Updated June 7, 2021 - 6:11 pm
As convention travel returns to Las Vegas this week with the World of Concrete show, McCarran International Airport and the Transportation Security Administration are making preparations to handle larger crowds.
On Monday, McCarran and the TSA reopened the Innovation Checkpoint in Terminal 3 where emerging technologies for screening passengers are tested and evaluated in a live setting. The checkpoint shut down in March 2020, following the halt to international travel.
The innovation checkpoint debuted at McCarran in 2019 on the zero level of Terminal 3 and is the first of its kind. It is open five days a week and is used as a supplement to the main security checkpoint located a level above.
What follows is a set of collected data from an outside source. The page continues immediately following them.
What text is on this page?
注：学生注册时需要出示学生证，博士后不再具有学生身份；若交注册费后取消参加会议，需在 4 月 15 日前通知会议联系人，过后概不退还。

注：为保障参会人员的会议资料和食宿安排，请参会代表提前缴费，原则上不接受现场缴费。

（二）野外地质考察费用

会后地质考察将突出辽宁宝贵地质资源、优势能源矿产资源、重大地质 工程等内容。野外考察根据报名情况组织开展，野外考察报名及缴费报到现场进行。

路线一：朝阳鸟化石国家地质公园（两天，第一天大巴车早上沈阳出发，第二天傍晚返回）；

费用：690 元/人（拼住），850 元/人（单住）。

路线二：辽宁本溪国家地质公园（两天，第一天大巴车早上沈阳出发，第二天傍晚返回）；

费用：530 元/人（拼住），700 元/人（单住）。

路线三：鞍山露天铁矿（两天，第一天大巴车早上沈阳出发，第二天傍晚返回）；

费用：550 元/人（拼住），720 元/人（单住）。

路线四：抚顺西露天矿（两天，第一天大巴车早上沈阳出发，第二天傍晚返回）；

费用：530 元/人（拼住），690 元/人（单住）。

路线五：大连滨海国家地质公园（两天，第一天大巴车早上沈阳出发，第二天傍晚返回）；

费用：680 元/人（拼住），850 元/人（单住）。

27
“What we have been missing is the business travelers, conventioneers, who historically fill our hotel rooms during the critical mid-week periods,” said Clark County Director of Aviation Rosemary Vassiliadis. “We are well on our way to recovery at McCarran. With the conventions coming back it’s only going to become busier.”
Data collected from security demonstrations at the checkpoint will be used when pushing some of the technology into wider use at other airports.
The checkpoint features many of the same technologies as it did when it launched in 2019, but there are a few upgrades that have been added.
Four automated screening lanes were added to increase throughput, as well as safety. Passengers place their items in a bin and place it on a conveyor belt that takes the bin through the screening machine then out to where travelers retrieve their belongings.
On one of the four lanes the bins are run through a machine with UV light to sterilize the bins ahead of their next use.
“It provides ultraviolet light to the bin to kill any potential virus,” said Austin Gould, TSA associate administrator for requirements and capabilities. “It’s an enclosed system, very safe and it provides a degree of cleanliness that we weren’t able to provide before.”
Each of the four bin stations have a protective acrylic barrier between each section for an added layer of protection for both the passengers and TSA employees.
The checkpoint also features computer tomography baggage scanners with 3-D capabilities that allow a TSA agent to look at belongings virtually on a screen instead of having to check some bags manually. If agents deem a flagged item as safe, the process continues normally. If they deem an item requires further action, it’s diverted and manually inspected.
“We have always used these in checked baggage, but these machines are now small enough where we can actually put them in checkpoints,” Gould said. “It is true three-dimensional projection of the bag as opposed to our X-ray machines, which are only two-dimensional.”
Advanced body scanners that use millimeter wave technology to screen travelers for security threats also are in place at the checkpoint.
The units use a non-gender-specific algorithm that allows travelers to keep their hands at their side instead of holding them over their head like at other airport scanners.
The scanners provide corrective feedback to the TSA officer prior to scanning, which cuts down on incorrect positioning of a traveler, leading to a reduction in the number of pat-downs needed.
Additionally, the checkpoint uses credential authentication technology that requires travelers to present TSA agents with only their government-issued ID to verify their flight status.
The slot where an ID is inserted has now been turned around to face the passenger, to eliminate the need for an agent to handle travelers’ cards, an added measure tied to the agency’s COVID-19 response.
Lastly, the Innovation Checkpoint includes digital messaging signs that agents can update in real time to address any concerns, or flash important information or special messages.
“They’re eye-catching,” Gould said. “You can go through any checkpoint and see signs all over the place and not a lot of passengers always read them. This is much more eye-catching and it’s also dynamic; you can change it on the spot.”